SurgSync: Time-Synchronized Multi-Modal Data Collection Framework and Dataset for Surgical Robotics
Haoying Zhou, Chang Liu, Yimeng Wu, Junlin Wu, Zijian Wu, Yu Chung Lee, Sara Martuscelli, Septimiu E. Salcudean, Gregory Scott Fischer, Peter Kazanzides
AI summary
Problem
Existing surgical robotics datasets lack precise time alignment across modalities, suffer from outdated imaging pipelines, and cover limited tasks, which hinders the development of robust AI models for surgery.
Approach
The authors built SurgSync, an open-source framework that combines dual-mode synchronized recorders, a modern chip-on-tip stereo endoscope, and a custom capacitive contact sensor to collect and process temporally aligned visual, kinematic, and tactile data on the dVRK platform.
Key results
- Dual-mode synchronized recorders for precise temporal alignment
- Modern stereo endoscope achieving >30× higher image sharpness
- Capacitive contact sensor providing tool-tissue ground truth with up to 99.1% accuracy
- 214 validated multi-modal recordings across canonical surgical training tasks
Why it matters
Provides the surgical robotics and AI communities with a high-quality, open-source resource to train and evaluate perception, skill assessment, and autonomy algorithms.
Abstract
Most existing robotic surgery systems adopt a human-in-the-loop paradigm, often with the surgeon directly teleoperating the robotic system.

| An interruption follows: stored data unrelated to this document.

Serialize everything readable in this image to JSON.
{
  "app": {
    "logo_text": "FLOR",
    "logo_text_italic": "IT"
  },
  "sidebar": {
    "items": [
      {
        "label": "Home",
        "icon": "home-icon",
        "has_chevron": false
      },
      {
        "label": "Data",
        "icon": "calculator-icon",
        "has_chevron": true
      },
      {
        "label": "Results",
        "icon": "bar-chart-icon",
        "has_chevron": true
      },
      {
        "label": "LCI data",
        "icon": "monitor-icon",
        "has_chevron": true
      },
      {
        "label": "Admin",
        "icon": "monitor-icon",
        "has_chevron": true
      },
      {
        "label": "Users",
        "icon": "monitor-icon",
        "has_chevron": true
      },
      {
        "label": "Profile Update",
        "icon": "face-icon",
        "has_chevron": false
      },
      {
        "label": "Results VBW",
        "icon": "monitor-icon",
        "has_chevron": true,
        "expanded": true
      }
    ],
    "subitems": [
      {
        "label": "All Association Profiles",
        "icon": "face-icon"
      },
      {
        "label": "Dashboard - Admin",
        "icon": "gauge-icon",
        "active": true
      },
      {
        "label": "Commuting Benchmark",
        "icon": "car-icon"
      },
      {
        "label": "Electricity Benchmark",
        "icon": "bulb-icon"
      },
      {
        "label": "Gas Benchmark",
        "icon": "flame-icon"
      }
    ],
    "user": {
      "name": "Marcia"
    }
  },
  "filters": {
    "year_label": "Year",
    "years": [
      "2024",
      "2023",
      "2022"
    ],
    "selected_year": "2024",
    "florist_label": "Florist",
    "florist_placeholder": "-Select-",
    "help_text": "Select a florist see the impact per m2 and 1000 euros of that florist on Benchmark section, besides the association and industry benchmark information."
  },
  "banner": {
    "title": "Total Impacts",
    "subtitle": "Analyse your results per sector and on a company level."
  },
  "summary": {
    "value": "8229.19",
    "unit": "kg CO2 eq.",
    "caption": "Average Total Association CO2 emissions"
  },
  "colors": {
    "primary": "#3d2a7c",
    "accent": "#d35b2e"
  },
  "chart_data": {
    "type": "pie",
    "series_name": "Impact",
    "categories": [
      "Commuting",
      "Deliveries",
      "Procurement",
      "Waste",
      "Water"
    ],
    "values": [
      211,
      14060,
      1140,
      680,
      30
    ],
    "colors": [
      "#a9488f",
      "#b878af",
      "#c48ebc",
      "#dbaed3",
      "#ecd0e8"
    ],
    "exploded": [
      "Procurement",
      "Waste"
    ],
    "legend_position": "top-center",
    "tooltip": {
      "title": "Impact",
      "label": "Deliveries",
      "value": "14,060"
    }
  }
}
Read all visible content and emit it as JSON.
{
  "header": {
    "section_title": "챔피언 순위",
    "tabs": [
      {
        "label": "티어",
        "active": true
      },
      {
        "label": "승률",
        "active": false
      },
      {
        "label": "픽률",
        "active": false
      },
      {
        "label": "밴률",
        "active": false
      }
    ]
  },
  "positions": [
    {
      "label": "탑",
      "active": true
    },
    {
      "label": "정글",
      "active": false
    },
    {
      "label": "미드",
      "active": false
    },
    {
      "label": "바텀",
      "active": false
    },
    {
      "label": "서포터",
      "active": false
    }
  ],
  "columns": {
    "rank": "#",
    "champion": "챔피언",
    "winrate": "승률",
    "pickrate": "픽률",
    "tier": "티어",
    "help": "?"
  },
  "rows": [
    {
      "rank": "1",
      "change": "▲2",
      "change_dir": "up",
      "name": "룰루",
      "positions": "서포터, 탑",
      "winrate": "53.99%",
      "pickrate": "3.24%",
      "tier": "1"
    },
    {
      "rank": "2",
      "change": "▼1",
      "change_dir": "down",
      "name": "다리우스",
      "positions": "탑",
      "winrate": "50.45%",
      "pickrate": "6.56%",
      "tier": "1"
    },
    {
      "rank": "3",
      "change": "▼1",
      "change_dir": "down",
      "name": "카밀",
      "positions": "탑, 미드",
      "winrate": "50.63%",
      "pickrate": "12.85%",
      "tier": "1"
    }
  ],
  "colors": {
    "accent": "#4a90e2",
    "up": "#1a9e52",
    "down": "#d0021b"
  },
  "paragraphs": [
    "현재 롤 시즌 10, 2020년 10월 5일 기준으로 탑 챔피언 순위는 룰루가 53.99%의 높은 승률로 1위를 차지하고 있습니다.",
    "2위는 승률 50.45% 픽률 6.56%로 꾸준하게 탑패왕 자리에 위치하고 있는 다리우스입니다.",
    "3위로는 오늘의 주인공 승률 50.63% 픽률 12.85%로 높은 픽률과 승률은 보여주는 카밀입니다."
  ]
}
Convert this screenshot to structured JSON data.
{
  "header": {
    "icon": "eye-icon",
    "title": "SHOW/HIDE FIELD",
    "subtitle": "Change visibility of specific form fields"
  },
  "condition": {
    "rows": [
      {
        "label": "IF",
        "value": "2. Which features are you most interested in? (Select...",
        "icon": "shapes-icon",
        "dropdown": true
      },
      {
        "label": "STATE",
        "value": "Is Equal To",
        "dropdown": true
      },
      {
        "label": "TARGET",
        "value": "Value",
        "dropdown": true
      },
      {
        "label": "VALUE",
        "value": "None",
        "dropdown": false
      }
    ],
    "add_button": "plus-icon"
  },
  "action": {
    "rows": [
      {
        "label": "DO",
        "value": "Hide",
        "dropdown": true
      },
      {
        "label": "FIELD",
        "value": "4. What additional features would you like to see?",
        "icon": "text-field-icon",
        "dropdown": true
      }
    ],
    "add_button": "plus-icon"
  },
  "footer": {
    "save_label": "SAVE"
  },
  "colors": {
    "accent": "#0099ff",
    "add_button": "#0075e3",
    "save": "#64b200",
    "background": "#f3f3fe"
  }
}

Adding intelligence to these robots would enable higher-level control, such as supervised autonomy or even full autonomy. However, artificial intelligence (AI) requires large amounts of training data, which is currently lacking. This work proposes SurgSync, a multi-modal data collection framework with offline and online synchronization to support training and real-time inference, respectively. The framework is implemented on a da Vinci Research Kit (dVRK) and introduces (1) dual-mode (online/offline-matching) synchro- nized recorders, (2) a modern stereo endoscope to achieve image quality on par with clinical systems, and (3) additional sensors such as a side-view camera and a novel capacitive contact sensor to provide ground truth contact data. The framework also incorporates a post-processing toolbox for tasks such as depth estimation, optical flow, and a practical kinematic reprojection method using Gaussian heatmap. User studies with participants of varying skill levels are performed with ex-vivo tissue to provide clinically realistic data, and a network for surgical skill assessment is employed to demonstrate utilization of the collected data. Through the user study experiments, we obtained a dataset of 214 validated instances across multiple canonical training tasks. All software and data are available at surgsync.github.io.